Tuesday, April 14, 2015

Gold and Silver: Short "Short" Play


Aibek Burabayev - INO.com Contributor - Metals


Gold


4H Gold Chart

Chart courtesy of Tradingview.com


As seen in the above 4-hour chart, Gold has finished shaping a short term reversal pattern we've seen before, called a Head And Shoulders pattern. This pattern was confirmed on the RSI where the model is even more bearish as consequent lower highs were shaped.


The vertical neckline, highlighted in black, has been broken today below $1197 and this is a good sell signal. The target is the distance from the top of the head to the neckline, subtracted below the neckline. So the market aims for $1159 (highlighted in the red dashed horizontal line), which is $35 down from the current price at $1194.


Risk is above the neckline beyond $1200, which is >$6 of potential loss. The risk/reward ratio is almost 1:6.


Watch closely for the next support located at $1177 where a March 31st low and March 19th high were recorded. Once the market fails, you should be nimble to square shorts with gains booked.


If the bears fail and the price manages to close above $1200, the first level of resistance is located at the top of the head at $1224. The next levels can be found at $1252 (January 29th low) and $1307 (year high).


Silver


4H Silver Chart

Chart courtesy of Tradingview.com


Silver couldn't lift its head up after a large reversal Double Top pattern (highlighted in two red semicircles) emerged at the $17.30-17.40 level. The bears were successful in breaking below the pattern's neckline at $16.47 (highlighted in blue) and the price has sunk down to a local low at $16.12, the downside of the trend was shaped.


Right after that, the market pulled back to the broken neckline and tested it twice, but failed. The price then chose the path of least resistance and quietly landed in the local reaction low area at $16.15.

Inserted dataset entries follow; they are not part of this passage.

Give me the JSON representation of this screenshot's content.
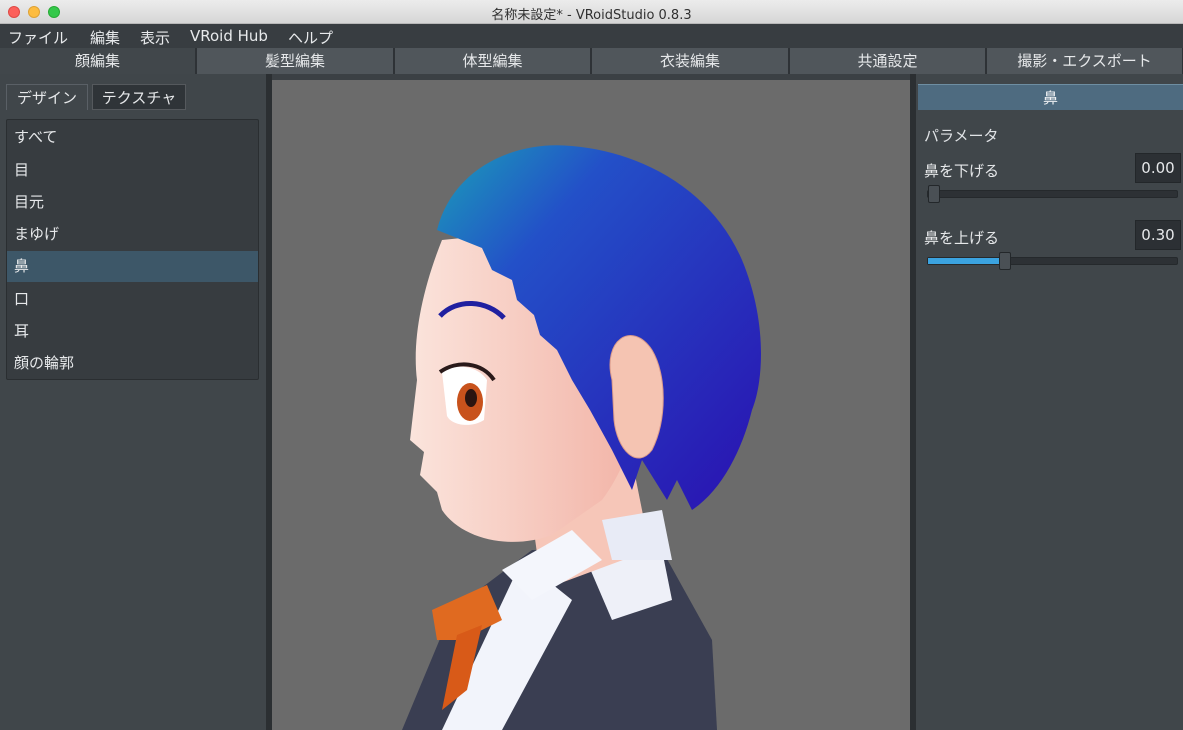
{
  "window": {
    "title": "名称未設定* - VRoidStudio 0.8.3"
  },
  "menubar": {
    "items": [
      {
        "label": "ファイル"
      },
      {
        "label": "編集"
      },
      {
        "label": "表示"
      },
      {
        "label": "VRoid Hub"
      },
      {
        "label": "ヘルプ"
      }
    ]
  },
  "main_tabs": [
    {
      "label": "顔編集",
      "active": true
    },
    {
      "label": "髪型編集"
    },
    {
      "label": "体型編集"
    },
    {
      "label": "衣装編集"
    },
    {
      "label": "共通設定"
    },
    {
      "label": "撮影・エクスポート"
    }
  ],
  "left_panel": {
    "tabs": [
      {
        "label": "デザイン",
        "active": true
      },
      {
        "label": "テクスチャ"
      }
    ],
    "categories": [
      {
        "label": "すべて"
      },
      {
        "label": "目"
      },
      {
        "label": "目元"
      },
      {
        "label": "まゆげ"
      },
      {
        "label": "鼻",
        "selected": true
      },
      {
        "label": "口"
      },
      {
        "label": "耳"
      },
      {
        "label": "顔の輪郭"
      }
    ]
  },
  "right_panel": {
    "header": "鼻",
    "section_title": "パラメータ",
    "params": [
      {
        "label": "鼻を下げる",
        "value": "0.00",
        "fraction": 0.0
      },
      {
        "label": "鼻を上げる",
        "value": "0.30",
        "fraction": 0.3
      }
    ]
  },
  "colors": {
    "accent": "#3ba3e0",
    "selection": "#3d5768",
    "panel_header": "#4e6b80",
    "viewport_bg": "#6b6b6b",
    "hair": "#2a1fb8"
  }
}
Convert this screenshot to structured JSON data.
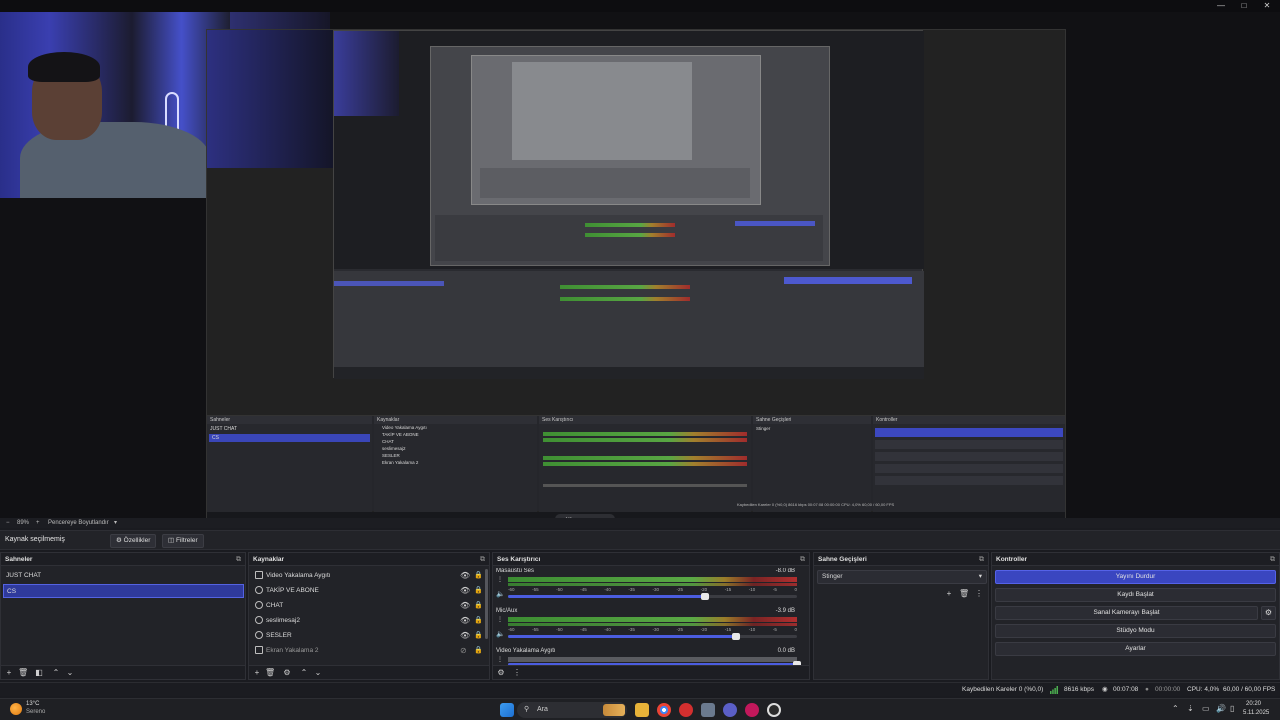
{
  "window": {
    "minimize": "—",
    "maximize": "□",
    "close": "✕"
  },
  "preview": {
    "nested_dock": {
      "scenes_title": "Sahneler",
      "scene1": "JUST CHAT",
      "scene2": "CS",
      "sources_title": "Kaynaklar",
      "src": [
        "Video Yakalama Aygıtı",
        "TAKİP VE ABONE",
        "CHAT",
        "seslimesaj2",
        "SESLER",
        "Ekran Yakalama 2"
      ],
      "mixer_title": "Ses Karıştırıcı",
      "transitions_title": "Sahne Geçişleri",
      "controls_title": "Kontroller",
      "stinger": "Stinger",
      "status": "Kaybedilen Kareler 0 (%0,0)   8616 kbps   00:07:08   00:00:00   CPU: 4,0%   60,00 / 60,00 FPS",
      "search": "Ara"
    }
  },
  "zoom": {
    "value": "89%",
    "sep": "+",
    "label": "Pencereye Boyutlandır"
  },
  "properties_bar": {
    "no_source": "Kaynak seçilmemiş",
    "properties": "Özellikler",
    "filters": "Filtreler"
  },
  "scenes": {
    "title": "Sahneler",
    "items": [
      "JUST CHAT",
      "CS"
    ]
  },
  "sources": {
    "title": "Kaynaklar",
    "items": [
      "Video Yakalama Aygıtı",
      "TAKİP VE ABONE",
      "CHAT",
      "seslimesaj2",
      "SESLER",
      "Ekran Yakalama 2"
    ]
  },
  "mixer": {
    "title": "Ses Karıştırıcı",
    "channels": [
      {
        "name": "Masaüstü Ses",
        "db": "-8.0 dB",
        "volume": 0.68
      },
      {
        "name": "Mic/Aux",
        "db": "-3.9 dB",
        "volume": 0.79
      },
      {
        "name": "Video Yakalama Aygıtı",
        "db": "0.0 dB",
        "volume": 1.0
      }
    ],
    "ticks": [
      "-60",
      "-55",
      "-50",
      "-45",
      "-40",
      "-35",
      "-30",
      "-25",
      "-20",
      "-15",
      "-10",
      "-5",
      "0"
    ]
  },
  "transitions": {
    "title": "Sahne Geçişleri",
    "selected": "Stinger"
  },
  "controls": {
    "title": "Kontroller",
    "stop_stream": "Yayını Durdur",
    "start_recording": "Kaydı Başlat",
    "start_virtualcam": "Sanal Kamerayı Başlat",
    "studio_mode": "Stüdyo Modu",
    "settings": "Ayarlar"
  },
  "status": {
    "dropped": "Kaybedilen Kareler 0 (%0,0)",
    "bitrate": "8616 kbps",
    "stream_time": "00:07:08",
    "rec_time": "00:00:00",
    "cpu": "CPU: 4,0%",
    "fps": "60,00 / 60,00 FPS"
  },
  "taskbar": {
    "weather_temp": "13°C",
    "weather_text": "Serenо",
    "search": "Ara",
    "time": "20:20",
    "date": "5.11.2025"
  },
  "colors": {
    "accent": "#3a46c0",
    "meter_green": "#5aa945",
    "meter_yellow": "#9a7d2a",
    "meter_red": "#b12f2f"
  }
}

As the upside was already tested, there are two possible downward scenarios that can be played. The first downside target is located at the bottom of the current short term downtrend at $15.71, which is down 45₵ from the current level. And if we take a risk to the $16.49 level beyond the neckline, then it could cost us >34₵. The risk/reward ratio is not so good, but still positive.


Another downward target is at $15.44, where the start of the previous short term uptrend is located and then was reversed by the Double Top. The distance to this target is 71₵ and if we compare it to the risk of 34₵ which was referred to above, then the risk/reward ratio is more than 1:2.


Above the neckline, the price could go to the Double Top's high at $17.40.


Limit your risks with stop loss orders.


Intelligent trades!


Aibek Burabayev

INO.com Contributor, Metals


Disclosure: This contributor has no positions in any stocks mentioned in this article. This article is the opinion of the contributor themselves. The above is a matter of opinion provided for general information purposes only and is not intended as investment advice. This contributor is not receiving compensation (other than from INO.com) for their opinion.